Perante esta formulação impõe-se considerar, com clareza, que o reclamante não identificou minimamente perante o Tribunal a quo qualquer questão de inconstitucionalidade, o que carece de ser feito através da enunciação de concreto sentido normativo, reportado a preceito especificado, ou à conjugação de vários preceitos legais, que tinha por violador da Lei Fundamental, e que, por esse motivo, não deveria(m) ser aplicado(s). Nada disso se encontra na motivação do recurso dirigido ao STJ: não se especifica qualquer preceito legal; não se aponta o sentido ou dimensão normativa que nele se aloja e que não deveria ser aplicado; como, ainda, não se apontam quais as razões que sustentam a conclusão de violação de parâmetros constitucionais com tal aplicação.

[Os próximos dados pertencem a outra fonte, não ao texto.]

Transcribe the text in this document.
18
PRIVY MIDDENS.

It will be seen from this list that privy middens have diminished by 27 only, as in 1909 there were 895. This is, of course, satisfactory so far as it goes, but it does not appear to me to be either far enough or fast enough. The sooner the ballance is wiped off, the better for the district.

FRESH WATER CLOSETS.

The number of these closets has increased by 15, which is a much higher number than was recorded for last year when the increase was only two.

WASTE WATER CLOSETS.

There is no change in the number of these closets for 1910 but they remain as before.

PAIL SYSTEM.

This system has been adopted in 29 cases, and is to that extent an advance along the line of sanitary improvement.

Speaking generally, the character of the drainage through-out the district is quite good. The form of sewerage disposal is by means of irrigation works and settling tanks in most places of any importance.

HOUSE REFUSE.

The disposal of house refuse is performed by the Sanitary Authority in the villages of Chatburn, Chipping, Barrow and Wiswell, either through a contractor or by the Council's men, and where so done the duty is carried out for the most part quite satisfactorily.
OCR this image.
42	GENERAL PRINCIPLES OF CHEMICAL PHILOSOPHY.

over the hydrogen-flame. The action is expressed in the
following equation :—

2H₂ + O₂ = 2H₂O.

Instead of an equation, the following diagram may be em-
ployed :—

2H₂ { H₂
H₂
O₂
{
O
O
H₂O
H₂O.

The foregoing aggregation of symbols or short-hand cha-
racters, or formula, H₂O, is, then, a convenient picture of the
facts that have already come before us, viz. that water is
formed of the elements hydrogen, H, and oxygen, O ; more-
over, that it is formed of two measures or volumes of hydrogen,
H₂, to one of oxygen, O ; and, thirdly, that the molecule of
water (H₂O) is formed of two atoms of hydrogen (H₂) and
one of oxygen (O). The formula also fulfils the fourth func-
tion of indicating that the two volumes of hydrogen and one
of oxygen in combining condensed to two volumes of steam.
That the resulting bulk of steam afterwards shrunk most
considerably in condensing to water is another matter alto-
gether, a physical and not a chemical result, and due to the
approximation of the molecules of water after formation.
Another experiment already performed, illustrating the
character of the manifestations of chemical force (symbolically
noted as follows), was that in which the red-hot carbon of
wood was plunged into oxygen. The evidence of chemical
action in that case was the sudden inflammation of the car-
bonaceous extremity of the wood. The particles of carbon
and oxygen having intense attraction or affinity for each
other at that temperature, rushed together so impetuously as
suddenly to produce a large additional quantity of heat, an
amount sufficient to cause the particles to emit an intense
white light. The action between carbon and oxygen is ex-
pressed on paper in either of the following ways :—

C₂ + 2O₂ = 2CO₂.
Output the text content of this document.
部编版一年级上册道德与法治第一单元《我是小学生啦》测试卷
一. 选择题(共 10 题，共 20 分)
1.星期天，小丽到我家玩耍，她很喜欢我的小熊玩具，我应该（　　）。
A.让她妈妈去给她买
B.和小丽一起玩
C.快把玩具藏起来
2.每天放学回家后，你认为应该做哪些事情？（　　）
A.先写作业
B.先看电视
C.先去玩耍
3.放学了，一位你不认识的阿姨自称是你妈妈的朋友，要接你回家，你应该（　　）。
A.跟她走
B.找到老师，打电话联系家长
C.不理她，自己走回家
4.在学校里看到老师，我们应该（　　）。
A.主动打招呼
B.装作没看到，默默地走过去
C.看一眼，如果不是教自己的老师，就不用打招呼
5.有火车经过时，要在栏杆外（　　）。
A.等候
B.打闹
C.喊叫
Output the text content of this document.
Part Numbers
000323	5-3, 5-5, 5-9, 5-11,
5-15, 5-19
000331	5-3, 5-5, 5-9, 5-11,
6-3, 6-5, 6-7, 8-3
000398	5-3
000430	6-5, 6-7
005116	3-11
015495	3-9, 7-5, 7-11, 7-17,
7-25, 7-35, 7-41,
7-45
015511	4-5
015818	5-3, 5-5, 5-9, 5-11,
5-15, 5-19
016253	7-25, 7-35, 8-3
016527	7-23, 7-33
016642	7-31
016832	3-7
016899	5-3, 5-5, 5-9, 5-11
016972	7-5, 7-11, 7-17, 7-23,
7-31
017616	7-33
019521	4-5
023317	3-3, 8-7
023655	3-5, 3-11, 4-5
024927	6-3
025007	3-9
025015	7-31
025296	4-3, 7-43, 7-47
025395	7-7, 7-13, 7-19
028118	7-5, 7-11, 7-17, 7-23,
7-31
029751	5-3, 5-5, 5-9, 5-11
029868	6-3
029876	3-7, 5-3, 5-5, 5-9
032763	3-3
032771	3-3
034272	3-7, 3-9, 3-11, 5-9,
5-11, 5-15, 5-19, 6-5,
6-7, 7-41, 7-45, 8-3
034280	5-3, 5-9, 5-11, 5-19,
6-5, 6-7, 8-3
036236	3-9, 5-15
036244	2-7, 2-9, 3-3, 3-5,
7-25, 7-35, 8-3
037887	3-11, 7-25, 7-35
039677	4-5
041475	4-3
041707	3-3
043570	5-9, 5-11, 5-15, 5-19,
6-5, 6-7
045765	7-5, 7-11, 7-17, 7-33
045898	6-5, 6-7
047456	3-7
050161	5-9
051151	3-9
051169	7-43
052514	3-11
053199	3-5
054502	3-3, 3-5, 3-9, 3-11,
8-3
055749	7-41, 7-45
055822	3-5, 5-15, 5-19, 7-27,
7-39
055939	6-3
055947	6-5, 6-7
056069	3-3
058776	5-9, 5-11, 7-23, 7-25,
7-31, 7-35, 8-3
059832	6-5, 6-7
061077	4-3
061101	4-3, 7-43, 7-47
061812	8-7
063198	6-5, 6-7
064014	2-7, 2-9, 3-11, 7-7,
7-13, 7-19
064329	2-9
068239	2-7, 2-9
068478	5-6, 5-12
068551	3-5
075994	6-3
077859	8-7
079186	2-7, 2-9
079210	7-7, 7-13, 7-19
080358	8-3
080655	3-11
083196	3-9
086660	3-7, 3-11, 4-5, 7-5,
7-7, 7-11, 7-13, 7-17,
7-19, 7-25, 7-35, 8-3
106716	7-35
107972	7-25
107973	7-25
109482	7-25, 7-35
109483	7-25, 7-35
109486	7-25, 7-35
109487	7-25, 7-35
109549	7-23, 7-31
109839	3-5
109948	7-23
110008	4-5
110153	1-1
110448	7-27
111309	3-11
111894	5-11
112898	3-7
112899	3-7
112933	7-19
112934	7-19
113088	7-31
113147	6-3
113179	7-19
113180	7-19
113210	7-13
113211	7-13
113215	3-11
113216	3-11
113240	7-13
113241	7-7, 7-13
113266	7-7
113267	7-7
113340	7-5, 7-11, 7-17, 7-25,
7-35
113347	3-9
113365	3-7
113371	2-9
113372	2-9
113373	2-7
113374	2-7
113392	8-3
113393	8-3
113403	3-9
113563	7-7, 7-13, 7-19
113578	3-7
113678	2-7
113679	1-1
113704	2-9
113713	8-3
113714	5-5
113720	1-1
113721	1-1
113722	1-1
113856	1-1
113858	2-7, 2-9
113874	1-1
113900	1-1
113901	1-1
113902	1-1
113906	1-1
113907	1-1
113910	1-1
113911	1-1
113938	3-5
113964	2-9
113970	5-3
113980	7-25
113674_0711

7. Na reclamação em apreço, o recorrente, ora reclamante, não defende verdadeiramente que respeitou o ónus de suscitação prévia da questão de constitucionalidade que sobre si incidia. Pretende apenas que tem ainda à sua disposição as alegações de recurso no Tribunal Constitucional, propondo-se aí “escalpelizar” as razões pelas quais a interpretação dada às normas postas colide com preceitos e princípios constitucionais.
Porém, essa argumentação não encontra procedência, pois, nem o requerimento de interposição de recurso perante o Tribunal Constitucional, nem, por maioria de razão, as alegações que pudessem vir a ter lugar, são idóneas a suprir a ausência de colocação em termos adequados de questão de constitucionalidade normativa perante o Supremo Tribunal de Justiça, de forma a que integrasse o elenco das questões a conhecer no acórdão recorrido.
Cumpre, então, assentar na ilegitimidade do recorrente e confirmar a decisão reclamada.
III. Decisão
8. Nos termos e pelos fundamentos expostos, decide-se indeferir a presente reclamação.
Custas pelo reclamante, fixando-se, de acordo com a dimensão do impulso processual e o critério seguido neste Tribunal Constitucional, a taxa de justiça em 20 Ucs (unidades de conta).
Notifique.
Lisboa, 26 de março de 2014. – Fernando Vaz Ventura – Pedro Machete – Joaquim de Sousa Ribeiro.